Yo-Yo a rejoint le monde du rap dans le sillage d'Ice Cube. Celui-ci, à l'aube de sa carrière solo, était en quête d'une rappeuse, et c'est sur Yolanda Whitaker qu'il a jeté son dévolu. Il l'a d'abord invitée sur AmeriKKKa's Most Wanted pour un morceau, "It's a Man's World", où les deux protagonistes débattaient âprement de la place de la femme dans les quartiers. Puis il l'a épaulée sur chacun de ses albums. Cette association fut durable. Et pourtant, en contradiction apparente avec la réputation de l'ancien N.W.A., classé bien haut dans la liste étoffée des rappeurs les plus misogynes de l'histoire, Yo-Yo, elle, avait un agenda ouvertement féministe.

YO-YO - Black Pearl

Yo-Yo était basée à Los Angeles, et elle était née à Compton. Elle avait participé aux films emblématiques Boyz n the Hood et Menace II Society, et elle trainait avec toute la clique gangsta californienne. Elle fut même un temps la compagne de 2Pac, qu'elle l'accompagna dans ses derniers instants. Et pourtant, notamment sur Black Pearl, un deuxième album sur lequel, à l'inverse du précédent, elle avait eu les coudées franches, elle ne cherchait qu'à répandre un message positif. Celle qui par ailleurs monta une Intelligent Black Women's Coalition s'employait avant tout à défendre son sexe et à en proclamer toute la grandeur.

Yo-Yo encourageait ses sœurs à surmonter l'adversité ("Black Pearl"). Elle vantait la résilience d'une femme abusée ("I Can't Take No More"). Elle les alertait sur les tromperies des hommes ("You Should Have Listened"). Elle les invitait à ne pas se méprendre sur leur ennemi, exhortant une femme trompée à blâmer son époux plutôt que la maîtresse de celui-ci ("Woman to Woman"). Elle traitait de salopes les hommes qui couchent avec tout le monde, leur retournant leur injure sexiste préférée ("Hoes"). Et sur "Cleopatra", elle s'imaginait en super-héroïne venue restaurer l'honneur de la femme noire. Elle était féministe, toujours, avec une telle constance que la sirupeuse ballade romantique de la fin, "Will You Be Mine", détonnait sur l'album.

Le contraste avec Ice Cube n'était pourtant qu'apparent. Car à bien des égards, Yo-Yo était la réplique de son protecteur. Sa musique, bien trop ancrée dans les années 80 pour lui avoir ouvert un large succès, jouait elle aussi sur la vélocité et sur l'efficacité simple de samples funk, sans rien avoir de la sophistication esthétique qu'affirmait à la même époque un Dr. Dre.
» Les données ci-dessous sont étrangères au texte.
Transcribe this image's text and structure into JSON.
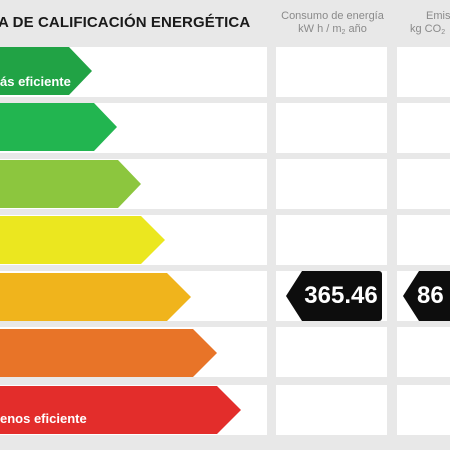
{
  "header": {
    "title": "A DE CALIFICACIÓN ENERGÉTICA",
    "col_consumo_line1": "Consumo de energía",
    "col_consumo_line2_a": "kW h / m",
    "col_consumo_line2_sub": "2",
    "col_consumo_line2_b": " año",
    "col_emisiones_line1": "Emis",
    "col_emisiones_line2_a": "kg CO",
    "col_emisiones_line2_sub": "2"
  },
  "scale": {
    "top_label": "ás eficiente",
    "bottom_label": "enos eficiente",
    "colors": [
      "#21a345",
      "#22b550",
      "#8cc63e",
      "#ebe71f",
      "#f0b41c",
      "#e87428",
      "#e32d2b"
    ]
  },
  "rating": {
    "consumo_value": "365.46",
    "emisiones_value": "86"
  }
}
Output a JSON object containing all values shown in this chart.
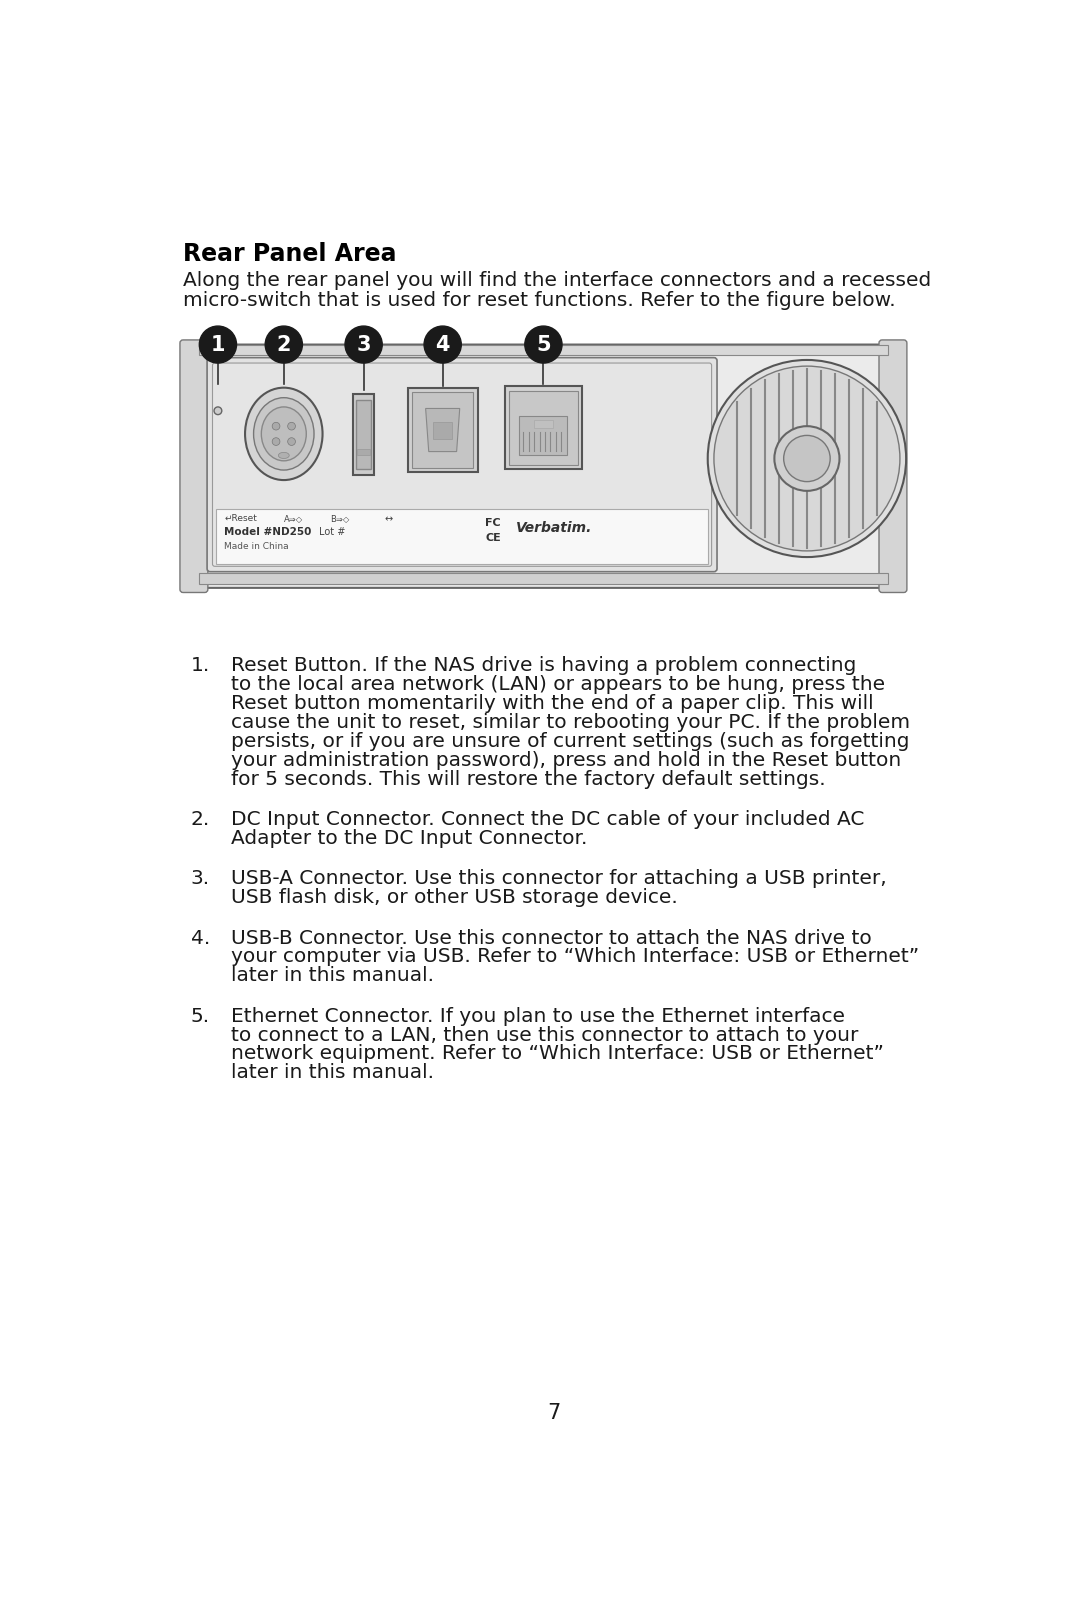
{
  "title": "Rear Panel Area",
  "intro_line1": "Along the rear panel you will find the interface connectors and a recessed",
  "intro_line2": "micro-switch that is used for reset functions. Refer to the figure below.",
  "items": [
    {
      "num": "1.",
      "text_lines": [
        "Reset Button. If the NAS drive is having a problem connecting",
        "to the local area network (LAN) or appears to be hung, press the",
        "Reset button momentarily with the end of a paper clip. This will",
        "cause the unit to reset, similar to rebooting your PC. If the problem",
        "persists, or if you are unsure of current settings (such as forgetting",
        "your administration password), press and hold in the Reset button",
        "for 5 seconds. This will restore the factory default settings."
      ]
    },
    {
      "num": "2.",
      "text_lines": [
        "DC Input Connector. Connect the DC cable of your included AC",
        "Adapter to the DC Input Connector."
      ]
    },
    {
      "num": "3.",
      "text_lines": [
        "USB-A Connector. Use this connector for attaching a USB printer,",
        "USB flash disk, or other USB storage device."
      ]
    },
    {
      "num": "4.",
      "text_lines": [
        "USB-B Connector. Use this connector to attach the NAS drive to",
        "your computer via USB. Refer to “Which Interface: USB or Ethernet”",
        "later in this manual."
      ]
    },
    {
      "num": "5.",
      "text_lines": [
        "Ethernet Connector. If you plan to use the Ethernet interface",
        "to connect to a LAN, then use this connector to attach to your",
        "network equipment. Refer to “Which Interface: USB or Ethernet”",
        "later in this manual."
      ]
    }
  ],
  "page_number": "7",
  "bg": "#ffffff",
  "text_color": "#1a1a1a",
  "title_color": "#000000",
  "bubble_color": "#1a1a1a",
  "device_edge": "#555555",
  "device_fill": "#f5f5f5",
  "line_color": "#333333"
}
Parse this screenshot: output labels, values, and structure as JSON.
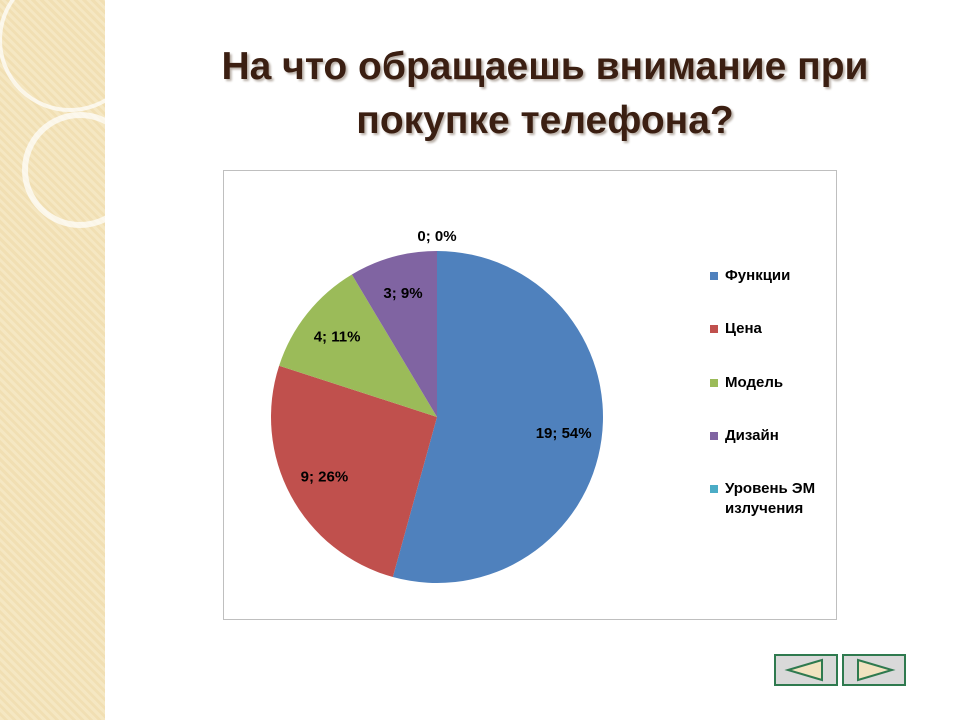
{
  "chart_data": {
    "type": "pie",
    "title": "На что обращаешь внимание при покупке телефона?",
    "categories": [
      "Функции",
      "Цена",
      "Модель",
      "Дизайн",
      "Уровень ЭМ излучения"
    ],
    "values": [
      19,
      9,
      4,
      3,
      0
    ],
    "value_labels": [
      "19; 54%",
      "9; 26%",
      "4; 11%",
      "3; 9%",
      "0; 0%"
    ],
    "colors": [
      "#4f81bd",
      "#c0504d",
      "#9bbb59",
      "#8064a2",
      "#4bacc6"
    ],
    "legend": "right"
  }
}
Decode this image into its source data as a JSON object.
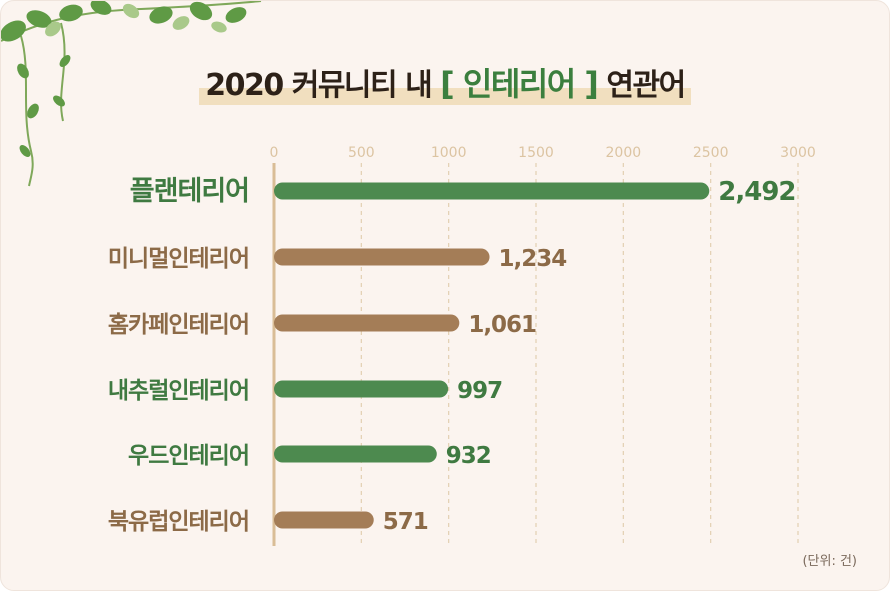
{
  "title": {
    "prefix": "2020 커뮤니티 내 ",
    "keyword": "[ 인테리어 ]",
    "suffix": " 연관어"
  },
  "unit_note": "(단위: 건)",
  "colors": {
    "green": "#4d8a4f",
    "brown": "#a47d57",
    "green_label": "#3f7a41",
    "brown_label": "#8c6a47",
    "axis": "#d9bd96",
    "grid": "#e3cfb2"
  },
  "chart_data": {
    "type": "bar",
    "orientation": "horizontal",
    "title": "2020 커뮤니티 내 [ 인테리어 ] 연관어",
    "xlabel": "",
    "ylabel": "",
    "xlim": [
      0,
      3000
    ],
    "x_ticks": [
      "0",
      "500",
      "1000",
      "1500",
      "2000",
      "2500",
      "3000"
    ],
    "x_tick_values": [
      0,
      500,
      1000,
      1500,
      2000,
      2500,
      3000
    ],
    "grid": true,
    "categories": [
      "플랜테리어",
      "미니멀인테리어",
      "홈카페인테리어",
      "내추럴인테리어",
      "우드인테리어",
      "북유럽인테리어"
    ],
    "values": [
      2492,
      1234,
      1061,
      997,
      932,
      571
    ],
    "value_labels": [
      "2,492",
      "1,234",
      "1,061",
      "997",
      "932",
      "571"
    ],
    "bar_colors": [
      "green",
      "brown",
      "brown",
      "green",
      "green",
      "brown"
    ]
  }
}
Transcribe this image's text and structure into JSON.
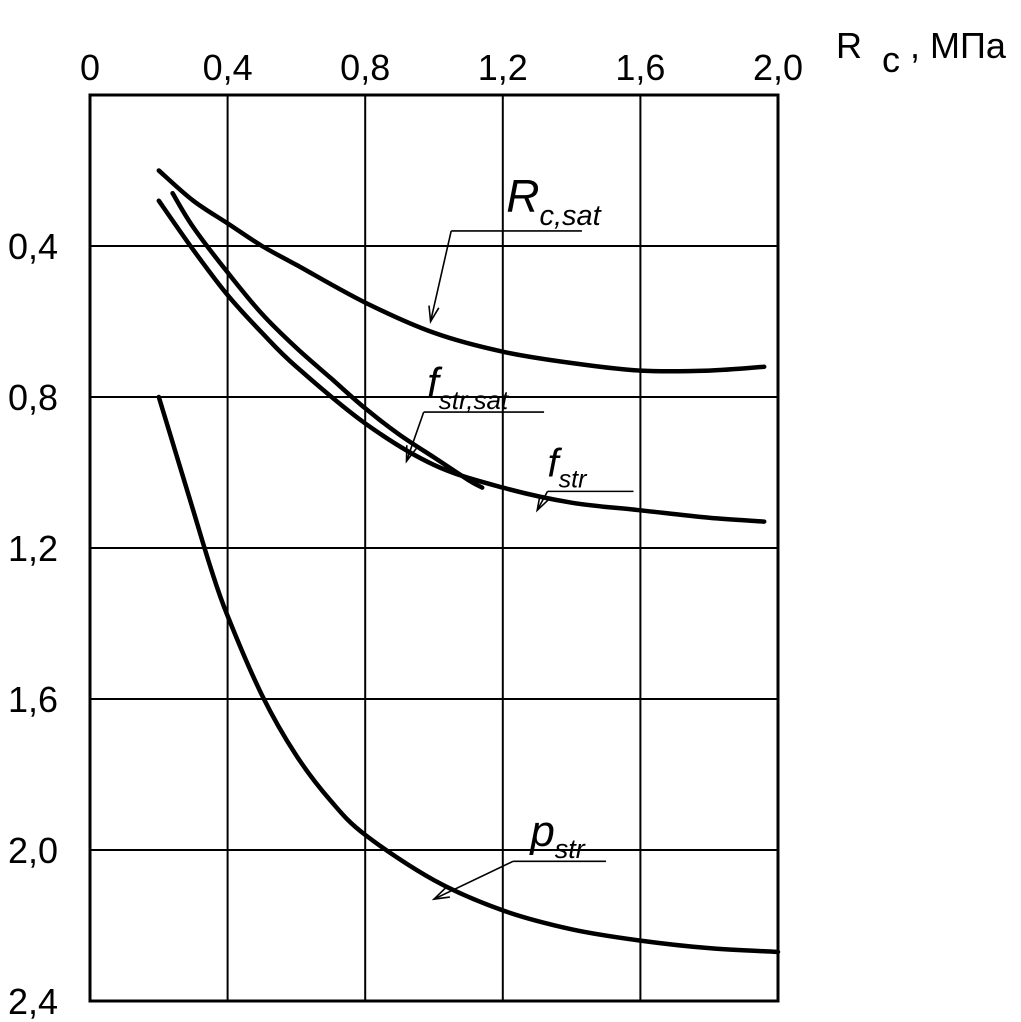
{
  "chart_data": {
    "type": "line",
    "title": "",
    "xlabel": {
      "main": "R",
      "sub": "c",
      "unit": ", МПа"
    },
    "ylabel": "",
    "x_axis_position": "top",
    "y_axis_inverted": true,
    "xlim": [
      0,
      2.0
    ],
    "ylim": [
      0,
      2.4
    ],
    "grid": true,
    "x_ticks": [
      0,
      0.4,
      0.8,
      1.2,
      1.6,
      2.0
    ],
    "x_tick_labels": [
      "0",
      "0,4",
      "0,8",
      "1,2",
      "1,6",
      "2,0"
    ],
    "y_ticks": [
      0.4,
      0.8,
      1.2,
      1.6,
      2.0,
      2.4
    ],
    "y_tick_labels": [
      "0,4",
      "0,8",
      "1,2",
      "1,6",
      "2,0",
      "2,4"
    ],
    "series": [
      {
        "name_main": "R",
        "name_sub": "c,sat",
        "points": [
          [
            0.2,
            0.2
          ],
          [
            0.3,
            0.28
          ],
          [
            0.4,
            0.34
          ],
          [
            0.5,
            0.4
          ],
          [
            0.6,
            0.45
          ],
          [
            0.8,
            0.55
          ],
          [
            1.0,
            0.63
          ],
          [
            1.2,
            0.68
          ],
          [
            1.4,
            0.71
          ],
          [
            1.6,
            0.73
          ],
          [
            1.8,
            0.73
          ],
          [
            1.96,
            0.72
          ]
        ],
        "label_value": [
          1.21,
          0.31
        ],
        "label_fontsize": 46,
        "label_line_to": [
          1.43,
          0.36
        ],
        "leader_from": [
          1.05,
          0.36
        ],
        "leader_to": [
          0.99,
          0.6
        ]
      },
      {
        "name_main": "f",
        "name_sub": "str,sat",
        "points": [
          [
            0.24,
            0.26
          ],
          [
            0.3,
            0.35
          ],
          [
            0.4,
            0.47
          ],
          [
            0.5,
            0.58
          ],
          [
            0.6,
            0.67
          ],
          [
            0.7,
            0.75
          ],
          [
            0.8,
            0.83
          ],
          [
            0.9,
            0.9
          ],
          [
            1.0,
            0.96
          ],
          [
            1.1,
            1.02
          ],
          [
            1.14,
            1.04
          ]
        ],
        "label_value": [
          0.98,
          0.8
        ],
        "label_fontsize": 42,
        "label_line_to": [
          1.32,
          0.84
        ],
        "leader_from": [
          0.97,
          0.84
        ],
        "leader_to": [
          0.92,
          0.97
        ]
      },
      {
        "name_main": "f",
        "name_sub": "str",
        "points": [
          [
            0.2,
            0.28
          ],
          [
            0.3,
            0.41
          ],
          [
            0.4,
            0.53
          ],
          [
            0.5,
            0.63
          ],
          [
            0.6,
            0.72
          ],
          [
            0.8,
            0.87
          ],
          [
            1.0,
            0.98
          ],
          [
            1.2,
            1.04
          ],
          [
            1.4,
            1.08
          ],
          [
            1.6,
            1.1
          ],
          [
            1.8,
            1.12
          ],
          [
            1.96,
            1.13
          ]
        ],
        "label_value": [
          1.33,
          1.01
        ],
        "label_fontsize": 40,
        "label_line_to": [
          1.58,
          1.05
        ],
        "leader_from": [
          1.33,
          1.05
        ],
        "leader_to": [
          1.3,
          1.1
        ]
      },
      {
        "name_main": "p",
        "name_sub": "str",
        "points": [
          [
            0.2,
            0.8
          ],
          [
            0.25,
            0.95
          ],
          [
            0.3,
            1.1
          ],
          [
            0.35,
            1.25
          ],
          [
            0.4,
            1.38
          ],
          [
            0.5,
            1.59
          ],
          [
            0.6,
            1.75
          ],
          [
            0.7,
            1.87
          ],
          [
            0.8,
            1.96
          ],
          [
            1.0,
            2.08
          ],
          [
            1.2,
            2.16
          ],
          [
            1.4,
            2.21
          ],
          [
            1.6,
            2.24
          ],
          [
            1.8,
            2.26
          ],
          [
            2.0,
            2.27
          ]
        ],
        "label_value": [
          1.28,
          1.99
        ],
        "label_fontsize": 44,
        "label_line_to": [
          1.5,
          2.03
        ],
        "leader_from": [
          1.23,
          2.03
        ],
        "leader_to": [
          1.0,
          2.13
        ]
      }
    ]
  }
}
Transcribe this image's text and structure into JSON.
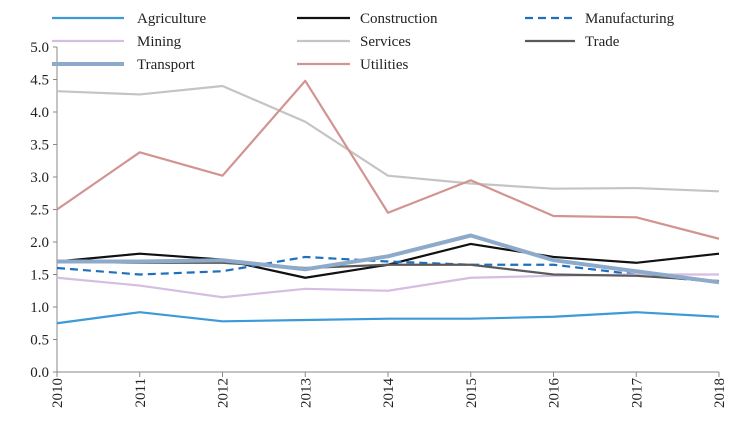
{
  "chart_data": {
    "type": "line",
    "categories": [
      "2010",
      "2011",
      "2012",
      "2013",
      "2014",
      "2015",
      "2016",
      "2017",
      "2018"
    ],
    "ylim": [
      0,
      5
    ],
    "yticks": [
      {
        "value": 0,
        "label": "0.0"
      },
      {
        "value": 0.5,
        "label": "0.5"
      },
      {
        "value": 1,
        "label": "1.0"
      },
      {
        "value": 1.5,
        "label": "1.5"
      },
      {
        "value": 2,
        "label": "2.0"
      },
      {
        "value": 2.5,
        "label": "2.5"
      },
      {
        "value": 3,
        "label": "3.0"
      },
      {
        "value": 3.5,
        "label": "3.5"
      },
      {
        "value": 4,
        "label": "4.0"
      },
      {
        "value": 4.5,
        "label": "4.5"
      },
      {
        "value": 5,
        "label": "5.0"
      }
    ],
    "series": [
      {
        "name": "Agriculture",
        "color": "#3c9ad8",
        "values": [
          0.75,
          0.92,
          0.78,
          0.8,
          0.82,
          0.82,
          0.85,
          0.92,
          0.85
        ]
      },
      {
        "name": "Construction",
        "color": "#111111",
        "values": [
          1.7,
          1.82,
          1.73,
          1.45,
          1.65,
          1.97,
          1.77,
          1.68,
          1.82
        ]
      },
      {
        "name": "Manufacturing",
        "color": "#1f6fbf",
        "dashed": true,
        "values": [
          1.6,
          1.5,
          1.55,
          1.77,
          1.7,
          1.65,
          1.65,
          1.5,
          1.38
        ]
      },
      {
        "name": "Mining",
        "color": "#d6bde2",
        "values": [
          1.45,
          1.33,
          1.15,
          1.28,
          1.25,
          1.45,
          1.48,
          1.5,
          1.5
        ]
      },
      {
        "name": "Services",
        "color": "#c4c4c4",
        "values": [
          4.32,
          4.27,
          4.4,
          3.85,
          3.02,
          2.9,
          2.82,
          2.83,
          2.78
        ]
      },
      {
        "name": "Trade",
        "color": "#5a5a5a",
        "values": [
          1.7,
          1.68,
          1.68,
          1.6,
          1.65,
          1.65,
          1.5,
          1.48,
          1.4
        ]
      },
      {
        "name": "Transport",
        "color": "#8eaacb",
        "width": 4,
        "values": [
          1.7,
          1.7,
          1.72,
          1.58,
          1.78,
          2.1,
          1.72,
          1.55,
          1.38
        ]
      },
      {
        "name": "Utilities",
        "color": "#d29490",
        "values": [
          2.5,
          3.38,
          3.02,
          4.48,
          2.45,
          2.95,
          2.4,
          2.38,
          2.05
        ]
      }
    ]
  }
}
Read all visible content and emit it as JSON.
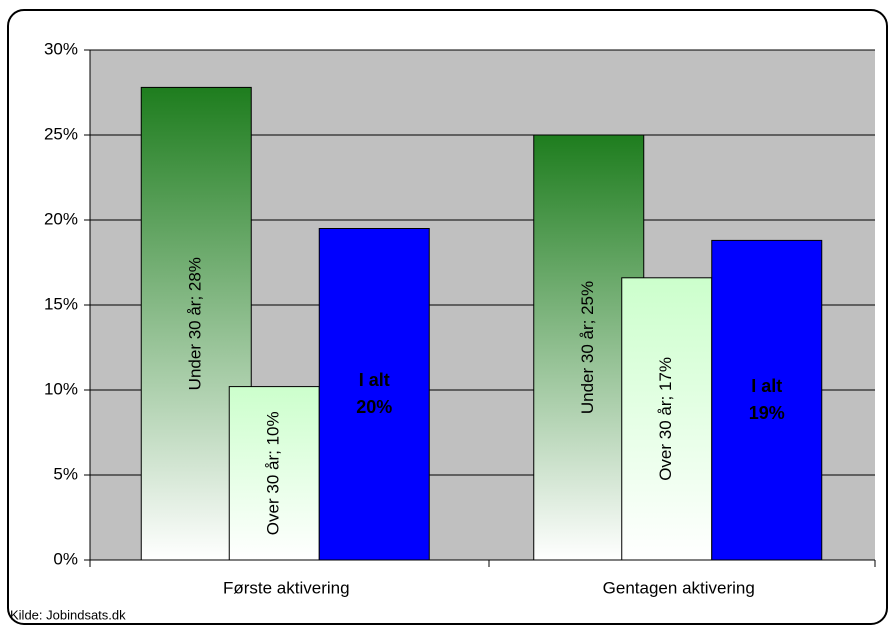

Ses raps étaient assénés, admonestés dans l'urgence, et il adoptait le même flow que celui de l'autre. L'arrière-plan de ses paroles était toujours cette jungle urbaine oppressante que chantait son collègue, celle où les hommes tombaient comme des mouches ("A Few Good Men"), celle qui, aussi, était un danger pour ses consœurs, auxquelles elle fournissait un guide de survie avec "Home Girl Don't Play Dat", celle qui faisait d'elle une paria sur "So Funky".

Même le côté engagé de Yo-Yo rejoignait la posture et le parti-pris de son mentor, qui avait rejeté le nihilisme de ses anciens compères Eazy-E et Dr. Dre au profit d'un discours certes brutal, mais politique. Sa posture féministe était en fait le miroir parfait de celle d'Ice Cube : elle affirmait avec violence sa fierté de femme, tout comme l'autre l'avait fait vis-à-vis des petites frappes des quartiers. Et sur "It's A Long Way Home", sur ce beat typique de celui qui le produisait, DJ Muggs, elle lançait un mot d'ordre qui résumait à la perfection la philosophie commune des deux rappeurs : "la seule manière de survivre, c'est l'énergie et la critique".